雑魚川(ざっこがわ)は秋山郷から中津川となり信濃川に合流する。



 ふところに秋山郷を抱き、中津川を挟んで苗場山と対峙する山が鳥甲山(とりかぶとやま)である。



 上信越の山々。



 車を駐車して、名瀑大滝(おおぜん)まで歩く。20分くらいと聞いたからである。



 ブナ林を歩く。



 途中で景観が変わった。

 右下には雑魚川が流れている。渓谷である。途中、谷川のような支流がいくつもあった。木の橋を渡った。イワナらしき魚が泳いでいた。水も澄んでいた。
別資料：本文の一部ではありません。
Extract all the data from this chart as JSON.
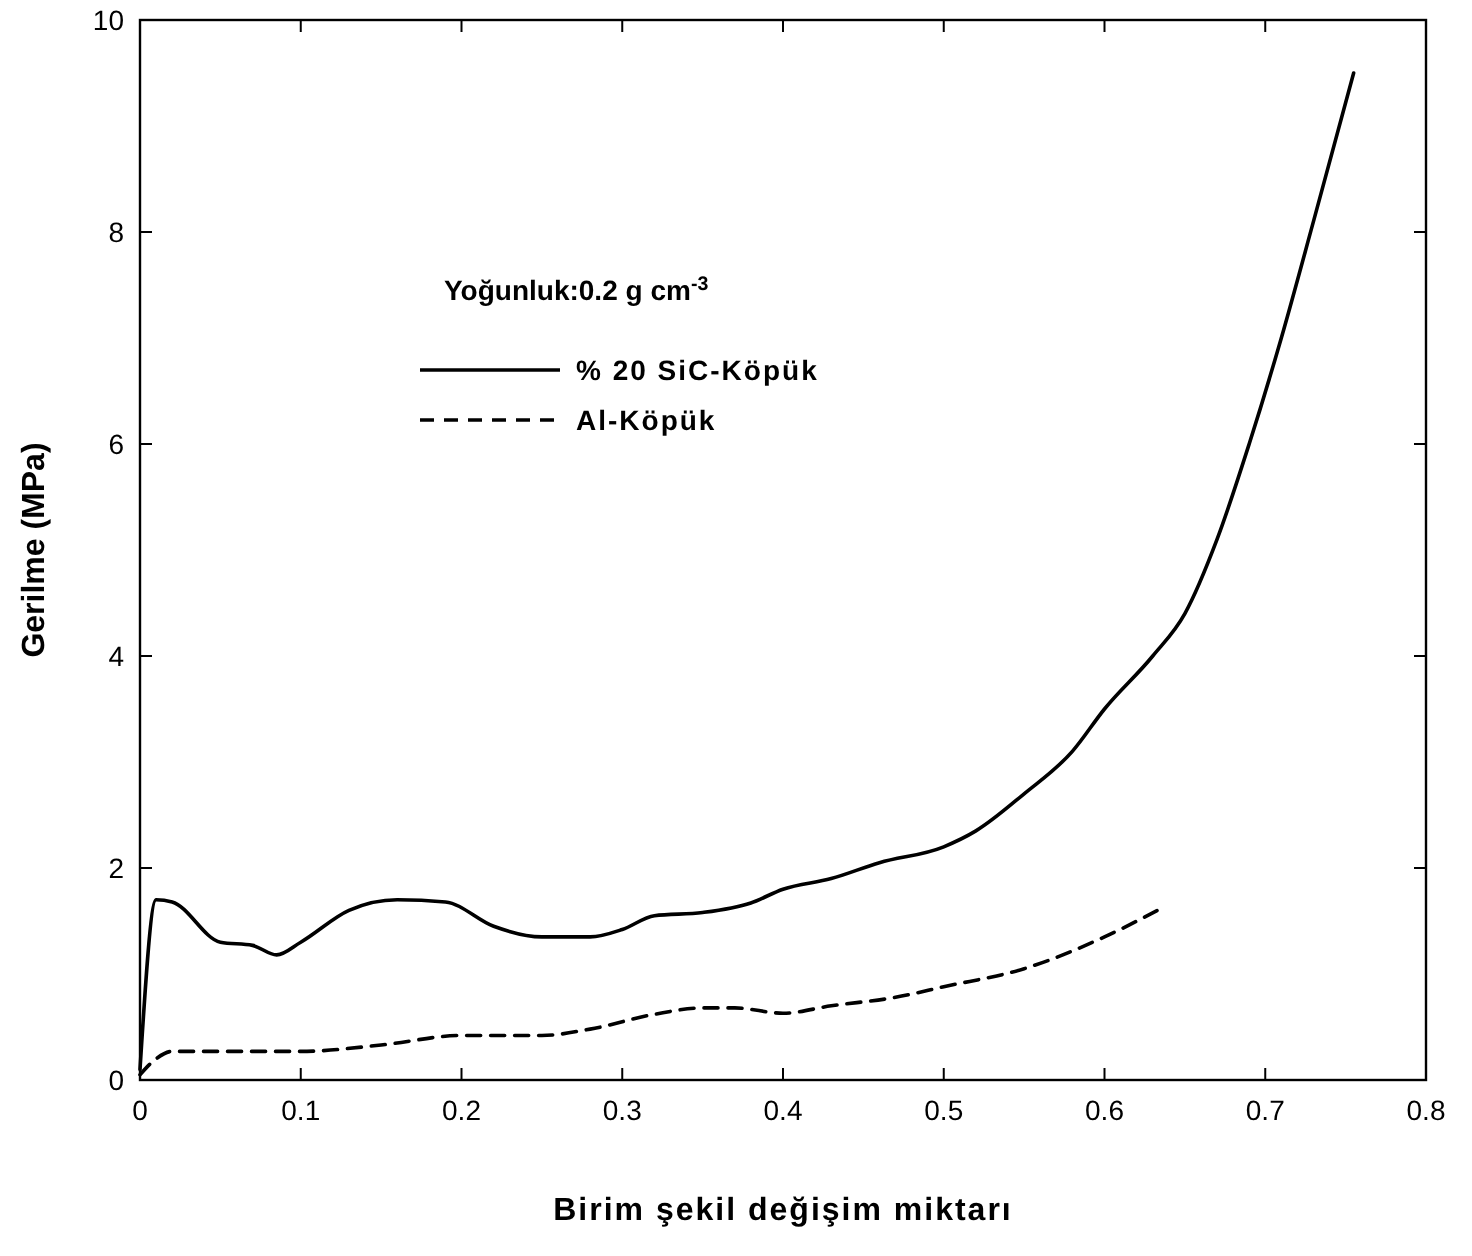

 危険防止のロープが。要注意。リハビリ中の私である。




 遊歩道になっているのだが、滝に降りる道は急勾配で、梯子にロープが渡してあった。
夫が下の方で、私の様子を窺っている。
ゆっくり、ゆっくりと歩を進める私。

 大滝(おおぜん)に到着。
(落差25M 幅10M)とある。
以前の私ではない。さすがに足が竦んだ。



 帰路がきつかった。
言葉は汚いが、
「コンチキショウ!」
「コンチキショウ!」
と、自分にかけ声をかけて山道を登った。
喉の渇きと、鼻の辺りまで血が上ってくる感覚。



 谷川の水を汲める場所があった。水筒に汲んで、水分補給をした。たくさん飲んだ。水がこんなにも美味しいとは。
勾配がない平地になったら、平常心に戻っていた。山登りとも、トレッキングとも言い難いのだが、あの疲れは何だったのだろう。やはり無理は禁物ということなのだろう。
平素の自己管理、自己トレーニングの重要性を再認識したことである。
20分では行けなかった。
ネットには40分と書いてあった。
私は、その倍かも。

 駐車場前のブナ林。
奥志賀、秋山郷の紅葉は今が盛りである。
来年はもっと足を伸ばして、志賀高原の秋を楽しみたいものである。



 車の往来が少なくなる時間帯、狸や猿が道路に出没して木の実などを食べていた。
山は本来、動物の住処がある場所だということを忘れてはいけない。

 夕陽も山を下る途中で見た。おぼろな秋陽が、心の目に残る。